Honeywell has originally applied sand to keep toxic mercury and other chemicals in place. However, the at least three attempts starting 2012 has failed and has caused waste to spill onto areas of the lake that had been kept clean.
"Essentially Honeywell's cleanup efforts put contaminated muck into deep lake areas that didn't have to be cleaned up," said Alma Lowry, an environmental attorney working with the Onondaga Nation. "The stuff basically slid downhill like a landslide or avalanche."
The Post-Standard of Syracuse reports that the "collapses in 2012 and 2014 along steep slopes in the lake bottom contaminated nearly 40 acres of lake bed that had been relatively clean. Some of the newly contaminated areas have up to 19 times the allowed amount of toxic chemicals" according to a report Honeywell submitted to the state.
Honeywell is cleaning up the lake under a 2005 order from the DEC.
"As can occur with any large construction project, issues may be encountered from time to time, and construction techniques are continually adapted to address them," Honeywell spokeswoman Victoria Streitfeld said through an email.

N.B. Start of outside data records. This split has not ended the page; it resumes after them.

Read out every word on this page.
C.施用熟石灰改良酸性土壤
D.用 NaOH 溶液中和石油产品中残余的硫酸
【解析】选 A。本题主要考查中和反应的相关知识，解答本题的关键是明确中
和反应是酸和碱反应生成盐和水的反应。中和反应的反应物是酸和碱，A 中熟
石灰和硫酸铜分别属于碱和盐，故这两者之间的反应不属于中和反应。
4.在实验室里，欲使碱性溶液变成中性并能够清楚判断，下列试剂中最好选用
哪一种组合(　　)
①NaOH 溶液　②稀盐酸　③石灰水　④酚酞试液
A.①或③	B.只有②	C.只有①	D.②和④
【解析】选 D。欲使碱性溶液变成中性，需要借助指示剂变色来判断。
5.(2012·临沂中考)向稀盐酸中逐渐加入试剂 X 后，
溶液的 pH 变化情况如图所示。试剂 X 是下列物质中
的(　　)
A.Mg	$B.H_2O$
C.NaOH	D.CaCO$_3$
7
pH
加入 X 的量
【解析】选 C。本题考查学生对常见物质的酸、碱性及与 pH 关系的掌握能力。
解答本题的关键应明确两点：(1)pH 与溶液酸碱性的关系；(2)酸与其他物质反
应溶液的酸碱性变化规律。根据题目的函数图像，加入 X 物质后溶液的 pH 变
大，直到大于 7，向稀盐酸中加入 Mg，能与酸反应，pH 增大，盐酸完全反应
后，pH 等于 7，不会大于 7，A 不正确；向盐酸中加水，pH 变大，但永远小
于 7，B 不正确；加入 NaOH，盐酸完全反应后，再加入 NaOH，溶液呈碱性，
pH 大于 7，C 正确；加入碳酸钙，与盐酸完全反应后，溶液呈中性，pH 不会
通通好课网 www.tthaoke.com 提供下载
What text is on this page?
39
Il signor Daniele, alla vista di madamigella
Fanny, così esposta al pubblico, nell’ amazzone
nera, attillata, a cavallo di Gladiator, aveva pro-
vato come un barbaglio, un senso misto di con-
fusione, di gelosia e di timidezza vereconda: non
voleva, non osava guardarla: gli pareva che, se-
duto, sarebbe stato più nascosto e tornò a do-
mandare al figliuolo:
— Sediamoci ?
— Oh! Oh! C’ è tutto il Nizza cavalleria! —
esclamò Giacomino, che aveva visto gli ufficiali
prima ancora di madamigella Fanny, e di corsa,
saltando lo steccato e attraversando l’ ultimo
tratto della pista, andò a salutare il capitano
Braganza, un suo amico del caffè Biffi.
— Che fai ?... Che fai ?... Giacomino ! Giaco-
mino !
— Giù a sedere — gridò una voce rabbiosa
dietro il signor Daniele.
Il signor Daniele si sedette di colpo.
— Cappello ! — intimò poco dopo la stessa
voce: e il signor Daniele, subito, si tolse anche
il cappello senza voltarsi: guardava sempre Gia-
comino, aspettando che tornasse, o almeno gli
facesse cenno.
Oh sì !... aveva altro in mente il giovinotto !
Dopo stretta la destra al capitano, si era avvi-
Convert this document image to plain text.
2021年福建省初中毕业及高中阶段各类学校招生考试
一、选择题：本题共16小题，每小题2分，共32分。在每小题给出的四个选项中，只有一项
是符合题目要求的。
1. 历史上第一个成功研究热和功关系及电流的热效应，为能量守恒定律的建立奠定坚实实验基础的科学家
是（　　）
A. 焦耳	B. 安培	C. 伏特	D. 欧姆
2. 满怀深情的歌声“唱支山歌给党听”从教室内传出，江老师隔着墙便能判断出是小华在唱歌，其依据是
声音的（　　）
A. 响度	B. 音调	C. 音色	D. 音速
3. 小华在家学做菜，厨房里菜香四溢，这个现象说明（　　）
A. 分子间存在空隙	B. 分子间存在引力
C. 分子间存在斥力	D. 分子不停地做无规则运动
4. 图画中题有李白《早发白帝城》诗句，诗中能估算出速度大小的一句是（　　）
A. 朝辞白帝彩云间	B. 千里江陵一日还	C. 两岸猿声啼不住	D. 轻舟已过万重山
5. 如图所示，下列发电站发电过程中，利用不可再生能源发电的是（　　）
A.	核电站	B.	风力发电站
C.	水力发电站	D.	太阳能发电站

Joe Heath, the lawyer for the Onondaga Nation, has also expressed that the situation has raised a lot of questions with regard to the state-ordered cleanup plan.
"When you have a flawed plan to begin with, and when its implementation fails at least somewhat, that does not give you a lot of confidence we're going to have the kind of protection from these toxins that the public deserves," Heath said. "We just think we're going to find evidence of the cap failing as time goes on, given the instability of certain portions of the lake bottom."
Department of Environmental Conservation spokesman Kevin Frazier has also issued a statement through an email that the company has submitted plans last summer to rectify the problem. They hope to have it done this year.